Get emergency medical help if you have any of these signs of an allergic reaction to Mirapex: hives; difficulty breathing; swelling of your face, lips, tongue, or throat. Stop taking Mirapex and call your doctor at once if you have any of these serious side effects:

  • extreme drowsiness, falling asleep suddenly, even after feeling alert;

  • nausea, sweating, feeling light-headed, fainting;

  • hallucinations;

  • muscle pain, tenderness, or weakness with fever or flu symptoms and dark colored urine;

  • chest pain, cough with white or pink phlegm (mucus), wheezing;

  • feeling short of breath (even with mild exertion), swelling, rapid weight gain;

  • feeling weak or tired, loss of appetite, rapid weight loss;

  • fast or uneven heartbeats; or

  • tremors, twitching or uncontrollable movements of your eyes, lips, tongue, face, arms, or legs.

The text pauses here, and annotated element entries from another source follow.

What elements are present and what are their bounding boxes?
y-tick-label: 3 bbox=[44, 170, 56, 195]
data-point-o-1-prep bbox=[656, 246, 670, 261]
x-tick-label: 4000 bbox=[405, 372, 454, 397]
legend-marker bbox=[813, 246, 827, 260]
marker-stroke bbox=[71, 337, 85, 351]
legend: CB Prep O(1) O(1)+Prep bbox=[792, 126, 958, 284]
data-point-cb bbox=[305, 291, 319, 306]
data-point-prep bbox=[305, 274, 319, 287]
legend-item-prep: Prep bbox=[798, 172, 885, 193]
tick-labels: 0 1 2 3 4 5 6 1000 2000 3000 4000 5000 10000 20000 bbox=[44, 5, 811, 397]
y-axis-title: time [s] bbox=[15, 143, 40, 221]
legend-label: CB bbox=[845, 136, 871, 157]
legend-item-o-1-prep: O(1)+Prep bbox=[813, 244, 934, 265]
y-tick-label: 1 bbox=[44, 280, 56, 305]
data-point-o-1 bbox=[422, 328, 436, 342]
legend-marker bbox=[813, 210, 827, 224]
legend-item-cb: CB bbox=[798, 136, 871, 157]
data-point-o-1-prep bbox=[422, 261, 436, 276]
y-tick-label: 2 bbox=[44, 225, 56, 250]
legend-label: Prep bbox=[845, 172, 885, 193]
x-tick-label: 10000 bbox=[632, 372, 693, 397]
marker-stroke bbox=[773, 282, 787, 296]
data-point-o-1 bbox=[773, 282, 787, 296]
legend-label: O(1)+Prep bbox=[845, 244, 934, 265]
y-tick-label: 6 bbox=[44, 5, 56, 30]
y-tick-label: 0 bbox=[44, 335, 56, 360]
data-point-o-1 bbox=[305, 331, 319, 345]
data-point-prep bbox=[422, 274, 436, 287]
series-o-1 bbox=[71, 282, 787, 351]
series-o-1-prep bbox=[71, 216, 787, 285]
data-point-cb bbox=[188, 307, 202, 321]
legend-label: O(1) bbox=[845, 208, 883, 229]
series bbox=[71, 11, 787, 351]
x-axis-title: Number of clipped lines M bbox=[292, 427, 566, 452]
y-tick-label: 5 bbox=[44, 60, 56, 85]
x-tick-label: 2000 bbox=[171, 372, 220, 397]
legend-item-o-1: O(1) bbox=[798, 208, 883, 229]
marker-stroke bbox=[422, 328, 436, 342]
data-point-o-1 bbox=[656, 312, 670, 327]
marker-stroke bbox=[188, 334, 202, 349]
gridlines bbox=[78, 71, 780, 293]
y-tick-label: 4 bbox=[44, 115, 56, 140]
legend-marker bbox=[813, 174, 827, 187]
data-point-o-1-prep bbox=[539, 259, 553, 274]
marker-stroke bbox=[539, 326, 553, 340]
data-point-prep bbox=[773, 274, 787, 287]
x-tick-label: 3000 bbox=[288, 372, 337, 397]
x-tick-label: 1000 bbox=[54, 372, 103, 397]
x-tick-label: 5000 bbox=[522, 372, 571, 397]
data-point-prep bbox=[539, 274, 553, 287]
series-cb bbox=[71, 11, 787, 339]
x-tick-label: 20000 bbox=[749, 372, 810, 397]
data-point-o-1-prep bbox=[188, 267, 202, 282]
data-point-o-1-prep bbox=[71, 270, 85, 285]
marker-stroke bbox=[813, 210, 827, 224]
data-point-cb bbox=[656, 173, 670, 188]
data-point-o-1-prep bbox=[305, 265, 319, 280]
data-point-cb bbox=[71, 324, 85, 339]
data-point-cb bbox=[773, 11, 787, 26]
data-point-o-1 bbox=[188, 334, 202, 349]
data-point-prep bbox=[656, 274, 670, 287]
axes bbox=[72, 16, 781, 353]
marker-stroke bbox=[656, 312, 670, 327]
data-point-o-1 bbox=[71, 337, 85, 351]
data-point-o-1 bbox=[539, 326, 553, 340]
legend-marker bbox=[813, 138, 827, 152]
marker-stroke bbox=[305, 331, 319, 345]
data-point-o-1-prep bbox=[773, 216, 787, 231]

Less serious Mirapex side effects may include:

  • dry mouth, stomach pain, vomiting, constipation;

  • headache, dizziness, spinning sensation;

  • mild drowsiness;

  • swelling in your hands or feet;

  • appetite or weight changes;

  • blurred vision;

  • sleep problems (insomnia), unusual dreams;

  • amnesia, forgetfulness, thinking problems; or

  • impotence, loss of interest in sex, or trouble having an orgasm.

This is not a complete list of Mirapex side effects and others may occur. Call your doctor for medical advice about side effects. You may report side effects to FDA at 1-800-FDA-1088.

See also: Side effects (in more detail)

What other drugs will affect Mirapex?

Cold or allergy medicine, sedatives, narcotic pain medicine, sleeping pills, muscle relaxers, and medicine for seizures, depression or anxiety can add to sleepiness caused by Mirapex. Tell your doctor if you regularly use any of these medicines, or any other medicines for Parkinson's disease.

Tell your doctor about all other medicines you use, especially:

  • amantadine (Symmetrel);

  • cimetidine (Tagamet);

  • diltiazem (Cardizem, Cartia, Dilacor, Tiazac);

  • ranitidine (Zantac);

  • quinidine (Quin-G);

  • quinine(Qualaquin);

  • triamterene (Dyrenium);

  • verapamil (Calan, Covera, Isoptin);

  • medicine to prevent or treat nausea and vomiting, such as metoclopramide (Reglan, Metozolv) or promethazine (Pentazine, Phenergan, Anergan, Antinaus); or

  • medicine to treat psychiatric disorders, such as chlorpromazine (Thorazine), fluphenazine (Permitil, Prolixin), haloperidol (Haldol), thiothixene (Navane), thioridazine (Mellaril), and others.

This list is not complete and other drugs may interact with Mirapex. Tell your doctor about all medications you use. This includes prescription, over-the-counter, vitamin, and herbal products. Do not start a new medication without telling your doctor.

Where can I get more information?

  • Your pharmacist can provide more information about Mirapex.
  • Disclaimer: Every effort has been made to ensure that the information provided is accurate, up-to-date, and complete, but no guarantee is made to that effect. Drug information contained herein may be time sensitive. Multum's drug information is an informational resource designed to assist licensed healthcare practitioners in caring for their patients and/or to serve consumers viewing this service as a supplement to, and not a substitute for, the expertise, skill, knowledge and judgment of healthcare practitioners. The absence of a warning for a given drug or drug combination in no way should be construed to indicate that the drug or drug combination is safe, effective or appropriate for any given patient. The information contained herein is not intended to cover all possible uses, directions, precautions, warnings, drug interactions, allergic reactions, or adverse effects.